Download or read book The Sixth Extinction written by Elizabeth Kolbert and published by Henry Holt and Company. This book was released on 2014-02-11 with total page 336 pages. Available in PDF, EPUB and Kindle. Book excerpt: ONE OF THE NEW YORK TIMES BOOK REVIEW'S 10 BEST BOOKS OF THE YEAR A major book about the future of the world, blending intellectual and natural history and field reporting into a powerful account of the mass extinction unfolding before our eyes Over the last half a billion years, there have been five mass extinctions, when the diversity of life on earth suddenly and dramatically contracted. Scientists around the world are currently monitoring the sixth extinction, predicted to be the most devastating extinction event since the asteroid impact that wiped out the dinosaurs. This time around, the cataclysm is us.
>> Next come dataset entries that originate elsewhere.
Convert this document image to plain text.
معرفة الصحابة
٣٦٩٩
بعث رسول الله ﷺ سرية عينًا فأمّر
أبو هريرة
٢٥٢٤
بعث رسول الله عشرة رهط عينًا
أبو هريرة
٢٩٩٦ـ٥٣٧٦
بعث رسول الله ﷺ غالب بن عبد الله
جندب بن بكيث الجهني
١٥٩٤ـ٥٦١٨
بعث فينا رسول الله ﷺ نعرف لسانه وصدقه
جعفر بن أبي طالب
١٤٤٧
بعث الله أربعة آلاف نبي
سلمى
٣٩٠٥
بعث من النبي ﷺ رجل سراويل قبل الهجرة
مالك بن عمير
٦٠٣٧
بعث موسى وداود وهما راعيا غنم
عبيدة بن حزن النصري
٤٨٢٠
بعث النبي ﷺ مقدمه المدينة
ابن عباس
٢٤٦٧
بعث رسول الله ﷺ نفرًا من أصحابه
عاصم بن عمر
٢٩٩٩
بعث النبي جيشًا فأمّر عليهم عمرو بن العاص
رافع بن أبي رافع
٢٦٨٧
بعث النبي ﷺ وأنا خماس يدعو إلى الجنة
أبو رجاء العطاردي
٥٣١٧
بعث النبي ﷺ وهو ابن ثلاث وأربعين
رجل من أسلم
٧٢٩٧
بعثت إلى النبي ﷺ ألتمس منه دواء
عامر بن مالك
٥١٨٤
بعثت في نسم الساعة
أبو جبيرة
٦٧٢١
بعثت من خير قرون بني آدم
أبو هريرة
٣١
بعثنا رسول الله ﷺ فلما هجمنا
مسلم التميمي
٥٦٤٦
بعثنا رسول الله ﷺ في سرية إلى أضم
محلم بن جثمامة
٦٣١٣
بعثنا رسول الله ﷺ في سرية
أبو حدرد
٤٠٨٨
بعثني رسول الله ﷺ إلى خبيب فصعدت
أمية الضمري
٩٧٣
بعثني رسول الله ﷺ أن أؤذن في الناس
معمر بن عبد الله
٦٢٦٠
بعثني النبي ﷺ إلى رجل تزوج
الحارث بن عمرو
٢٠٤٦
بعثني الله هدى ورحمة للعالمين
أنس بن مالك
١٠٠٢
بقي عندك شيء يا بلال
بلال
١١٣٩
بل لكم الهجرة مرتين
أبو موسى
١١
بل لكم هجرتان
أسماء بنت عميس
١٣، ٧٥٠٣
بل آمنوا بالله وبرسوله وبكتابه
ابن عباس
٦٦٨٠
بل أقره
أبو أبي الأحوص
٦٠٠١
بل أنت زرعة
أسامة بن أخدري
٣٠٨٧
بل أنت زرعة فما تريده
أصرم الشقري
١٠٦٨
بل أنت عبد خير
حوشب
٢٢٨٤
In The Sixth Extinction, two-time winner of the National Magazine Award and New Yorker writer Elizabeth Kolbert draws on the work of scores of researchers in half a dozen disciplines, accompanying many of them into the field: geologists who study deep ocean cores, botanists who follow the tree line as it climbs up the Andes, marine biologists who dive off the Great Barrier Reef. She introduces us to a dozen species, some already gone, others facing extinction, including the Panamian golden frog, staghorn coral, the great auk, and the Sumatran rhino. Through these stories, Kolbert provides a moving account of the disappearances occurring all around us and traces the evolution of extinction as concept, from its first articulation by Georges Cuvier in revolutionary Paris up through the present day. The sixth extinction is likely to be mankind's most lasting legacy; as Kolbert observes, it compels us to rethink the fundamental question of what it means to be human.